Sighing, Dom dropped the keys into her hand. "You know I hate surprises," he complained as she led the way back to the car.
"This is the best kind of surprise," she replied, a wicked glint in those dark eyes.
"Well… when you put it that way," he opened the passenger door and slid in.
Her laughter filled the still air of the night around them as the car rumbled to life, the rev of the engine drowning out the sorrow of this place as they left it behind, took the winding paths back out towards the main roads where streetlights washed the pavement and people milled the sidewalks. A beautiful summer night to leave the windows down and just drive. To breathe in the air and remember what it felt like to be alive and free. The kind of moments she'd rarely, if ever had when she was running with Shaw and his crew.

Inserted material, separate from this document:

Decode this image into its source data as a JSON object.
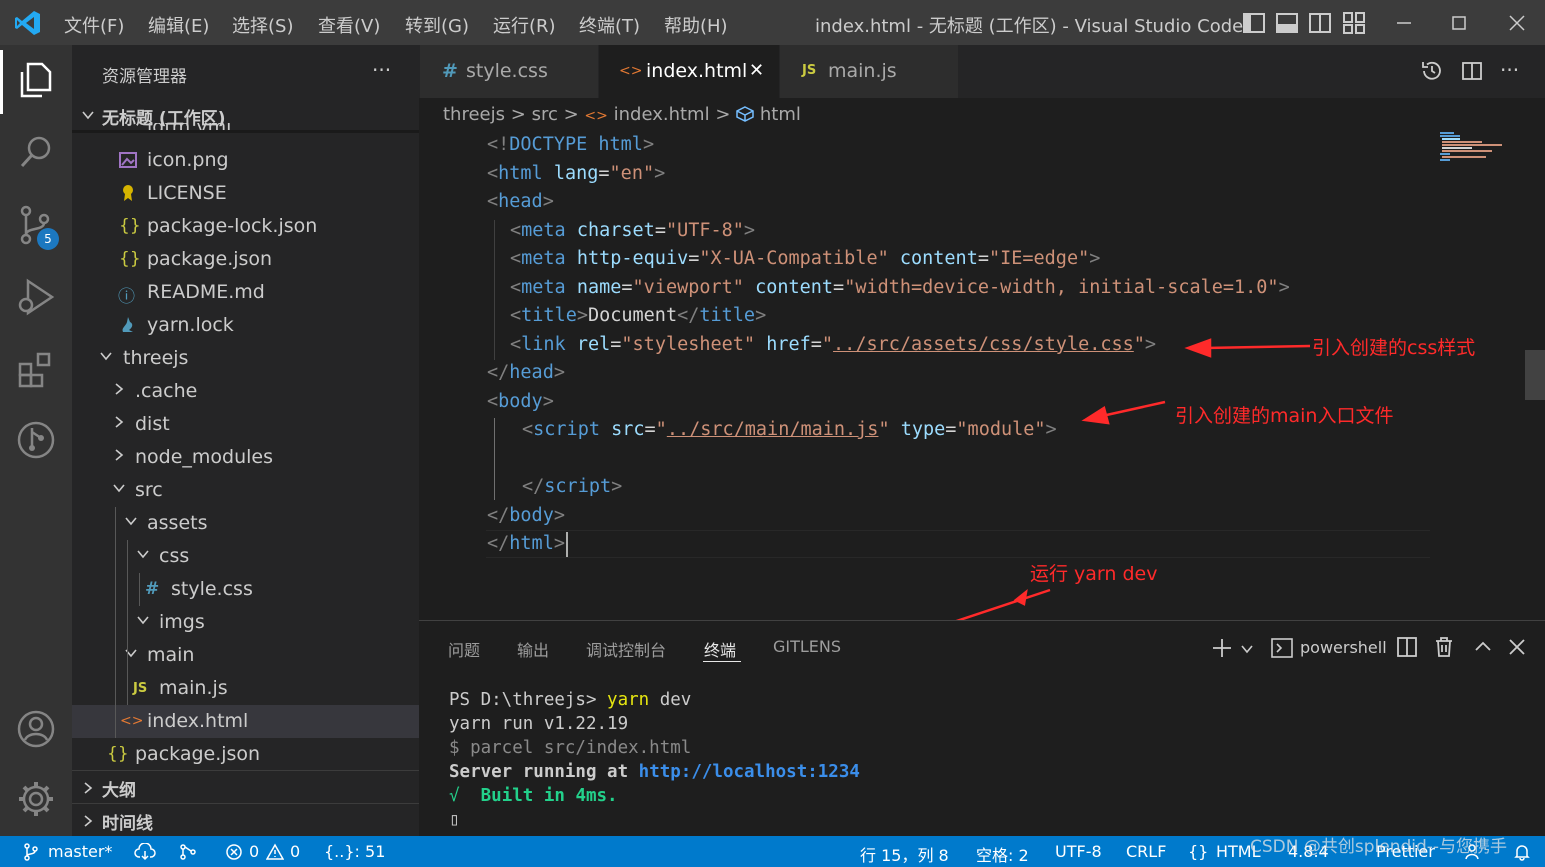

Dom leaned over, his big hand closing over her thigh. The warm pressure pulled Letty from her thoughts to smile over at him. His presence was a comfort she hadn't known she'd been missing in the years they'd been apart. That when she'd felt alone and empty… it hadn't just been because she couldn't remember anything. But because he wasn't at her side.
"Trying to distract me?" she asked, grinning over at him.
He squeezed her leg with a laugh. "Always have been."
"I'm guessing you've been more than a little successful in the past."
"Sometimes," he agreed. "But you've always been sure of your own mind."
"So then I must have let you distract me," she replied, amusement in her voice.
"You going to let me distract you now?" Dom asked.
"Be patient," she scolded. "Unless you want to crash." But she was laughing when she pulled off the road to take the darkened path down to the private beach.
Dom had her in his lap about the same time she got the car into park and she grinned against his mouth, wrapping her arms around him.
"Feeling alive yet?" he asked when he drew back and she framed his face with her hands.
"Definitely," she answered. Thoughts of cemeteries and death were far from her mind. There was only right now, here, just the two of them. And that was all that mattered.